The Process Street way

  • Policy runs as a live workflow
  • Every run follows the same steps
  • Audit trail captured automatically
  • Process is documented and shared
  • AI agent monitors execution

Business Model & Market

B2B SaaS with a free front door

Process Street runs a classic B2B SaaS playbook with a freemium entry point. A free tier covers basic checklist functionality; paid plans - historically Startup, Pro and Enterprise - unlock advanced automation, permissions, analytics and the compliance and governance features that anchor larger deals. Plans are priced per team and billed annually, with enterprise pricing that has reached into the low four figures per month.

That structure lets a single curious operator start free, prove value on one workflow, and pull the rest of the organization in behind them. The move to a compliance operations platform aims the higher tiers squarely at operations and compliance leaders - buyers with budget and a mandate to reduce risk.

In the market, Process Street sits among workflow and business-process management tools. Common alternatives include ClickUp, Kissflow, ProcessMaker, Trainual, Pipefy and Nintex, with newer AI-workflow entrants like Gumloop and Zenphi. Its niche is the overlap of no-code accessibility and compliance-grade control.
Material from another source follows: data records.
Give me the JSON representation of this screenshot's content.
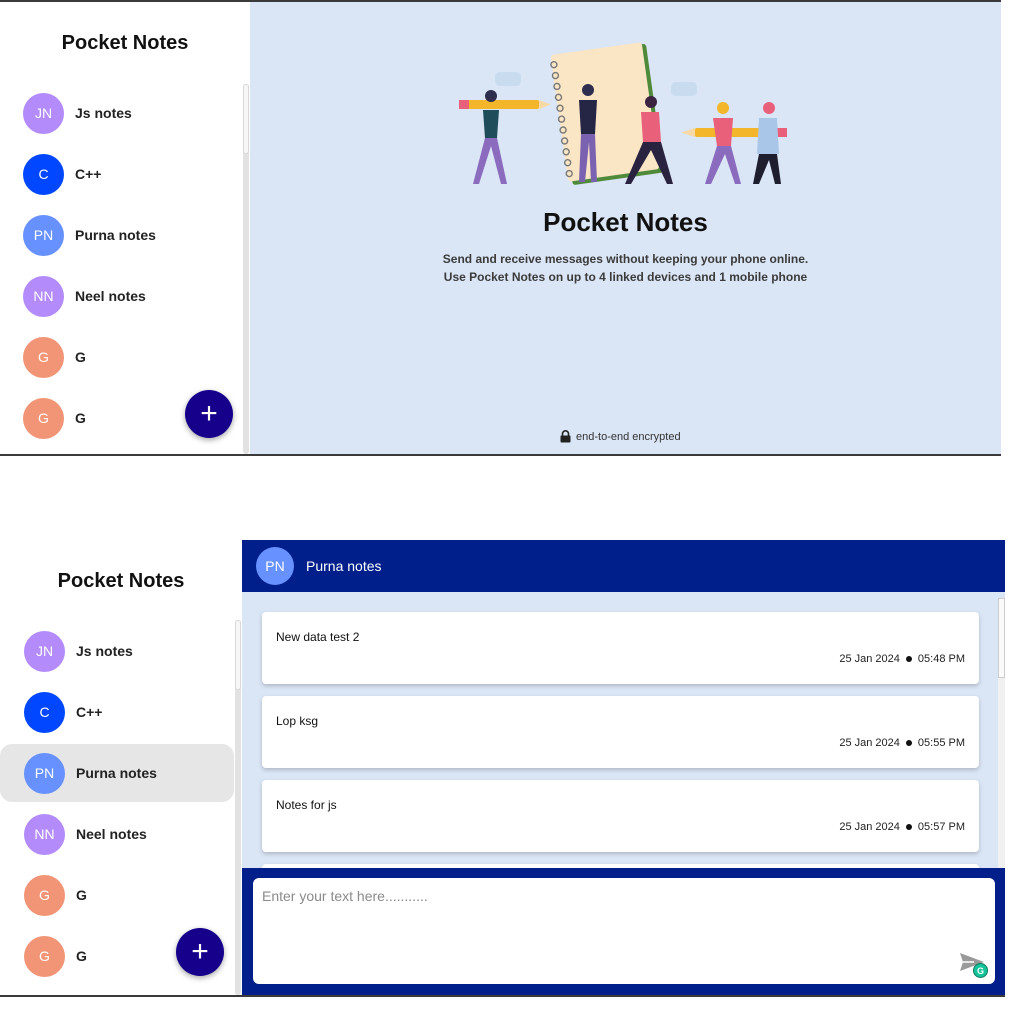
{
  "colors": {
    "accent": "#16008b",
    "header": "#001f8b",
    "main_bg": "#dae5f5"
  },
  "shot1": {
    "sidebar": {
      "title": "Pocket Notes",
      "groups": [
        {
          "initials": "JN",
          "name": "Js notes",
          "color": "#b38bfa"
        },
        {
          "initials": "C",
          "name": "C++",
          "color": "#0047ff"
        },
        {
          "initials": "PN",
          "name": "Purna notes",
          "color": "#6691ff"
        },
        {
          "initials": "NN",
          "name": "Neel notes",
          "color": "#b38bfa"
        },
        {
          "initials": "G",
          "name": "G",
          "color": "#f19576"
        },
        {
          "initials": "G",
          "name": "G",
          "color": "#f19576"
        }
      ],
      "add_icon": "plus-icon",
      "add_label": "+"
    },
    "welcome": {
      "title": "Pocket Notes",
      "line1": "Send and receive messages without keeping your phone online.",
      "line2": "Use Pocket Notes on up to 4 linked devices and 1 mobile phone",
      "encrypted_icon": "lock-icon",
      "encrypted_text": "end-to-end encrypted"
    }
  },
  "shot2": {
    "sidebar": {
      "title": "Pocket Notes",
      "selected": "Purna notes",
      "groups": [
        {
          "initials": "JN",
          "name": "Js notes",
          "color": "#b38bfa"
        },
        {
          "initials": "C",
          "name": "C++",
          "color": "#0047ff"
        },
        {
          "initials": "PN",
          "name": "Purna notes",
          "color": "#6691ff"
        },
        {
          "initials": "NN",
          "name": "Neel notes",
          "color": "#b38bfa"
        },
        {
          "initials": "G",
          "name": "G",
          "color": "#f19576"
        },
        {
          "initials": "G",
          "name": "G",
          "color": "#f19576"
        }
      ],
      "add_label": "+"
    },
    "chat": {
      "header": {
        "initials": "PN",
        "name": "Purna notes",
        "color": "#6691ff"
      },
      "notes": [
        {
          "text": "New data test 2",
          "date": "25 Jan 2024",
          "time": "05:48 PM"
        },
        {
          "text": "Lop ksg",
          "date": "25 Jan 2024",
          "time": "05:55 PM"
        },
        {
          "text": "Notes for js",
          "date": "25 Jan 2024",
          "time": "05:57 PM"
        }
      ],
      "input_placeholder": "Enter your text here...........",
      "send_icon": "send-icon",
      "grammarly_label": "G"
    }
  }
}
Funding history (USD, approximate)

Early / Seed
~$3M
Series A '20
$12M
Total
$14.96M

Sources: Forbes, Crunchbase, PRWeb. Series A led by Accel with Salesforce Ventures & Atlassian.


Expertise

A decade of watching processes break

Because the founders built the product to solve their own operational pain, the company carries a strong bias toward documentation, asynchronous work and repeatability - the habits of a team that has been fully remote since 2014, long before it was common. That expertise now shows up in how the company applies AI: not to replace the process, but to make sure you are running the one you already wrote.

“Cora, the AI compliance agent, provides always-on oversight across your controls, procedures, and workflows - monitoring execution in real time and flagging compliance risks.” On Process Street's AI compliance agent

It is a telling design choice. The interesting bet is not that AI can generate a shiny new workflow, but that an agent can quietly enforce an existing one - oversight, not novelty. For a compliance buyer, that is the more valuable trick.


Frequently Asked

The short answers

What does Process Street do?

It's a no-code platform for creating, running, tracking and optimizing recurring business processes - from SOP checklists and onboarding workflows to compliance-controlled operations.

Who founded Process Street, and when?

Vinay Patankar (CEO) and Cameron McKay founded it in San Francisco in 2014.

How much funding has it raised?

About $14.96M total, including a $12M Series A in February 2020 led by Accel with Salesforce Ventures and Atlassian.

Who uses Process Street?

More than 3,000 organizations, from SMBs to enterprises, with referenced customers including Salesforce, Colliers, Cargill, DoorDash, Farmers Insurance and Hartford Healthcare.

Who are its main competitors?

Common alternatives include ClickUp, Kissflow, ProcessMaker, Trainual, Pipefy and Nintex, plus newer AI-workflow tools.